His latest column tackles the thorny question of how much students pay to get their post-secondary education. The answer: a lot. Even in Manitoba, where tuition fees were frozen for almost a decade, it’s hardly affordable to go to school. It’s even worse if you want a master’s or other post-graduate degree.
For years, it was hard to get people to listen to this problem, since so many of the baby boomers attended college when you could pay for the whole year’s worth with a good summer job. They just didn’t grasp how unaffordable it had become.
Now, though, as Gen Xers start to take over society’s discourse, there’s much more awareness of the huge burden that student loans can represent. Spitzer thinks he has a solution:
Instead of paying upfront or taking loans with repayment schedules unrelated to income, students would accept an obligation to pay a fixed percentage of their income for a specified period of time, regardless of the income level achieved. Suppose a university charged $40,000 a year in annual tuition.

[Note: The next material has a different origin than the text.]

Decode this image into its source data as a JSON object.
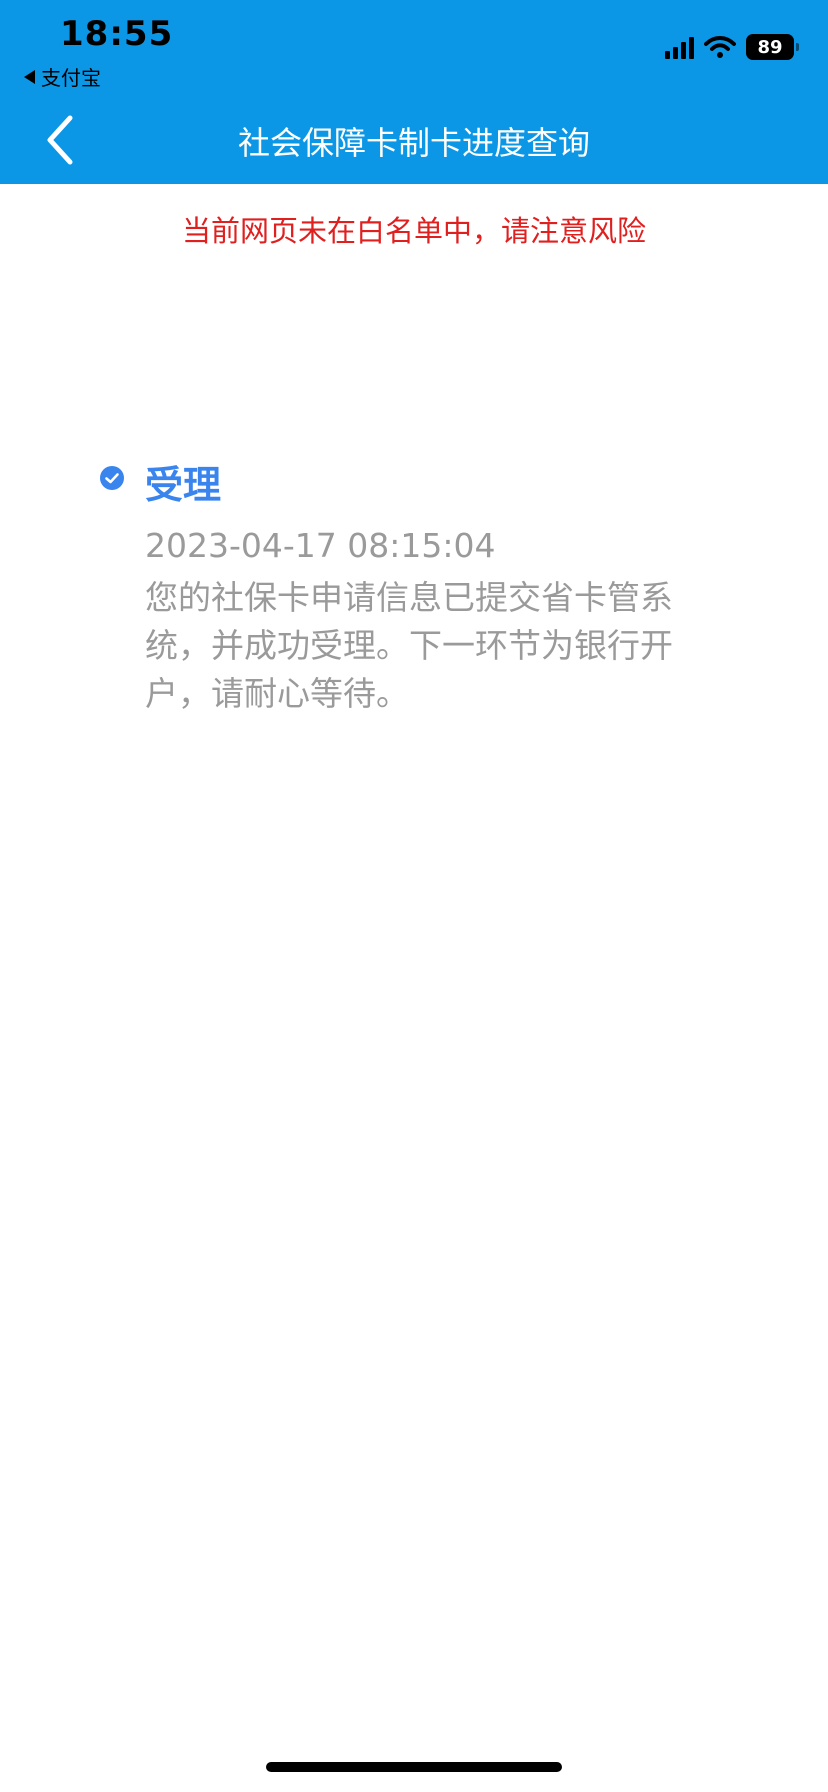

A standard 20-year loan in the amount of $160,000 (40,000 times four) would produce an immediate postgraduate debt obligation of $1,228.50 per month, or $14,742 per year, not sustainable at a salary of $25,000 or anything close to it. Under a smart loan program, the student could pay about 11 percent of his income, with an initial payback of $243 per month, or $2,916 per year, which is feasible at a job paying $25,000. If, after five years, the student’s salary jumped to $100,000, payments would jump accordingly and move up over time as income increases. After 20 years, assuming ordinary income increase, the loan would be paid off.
Even if your eyes glaze over at the numbers, the idea is simplicity itself: let’s not penalize students with sky-high loan payments as soon as they enter the workforce. Instead, let’s tailor the repayment to the student’s actual income.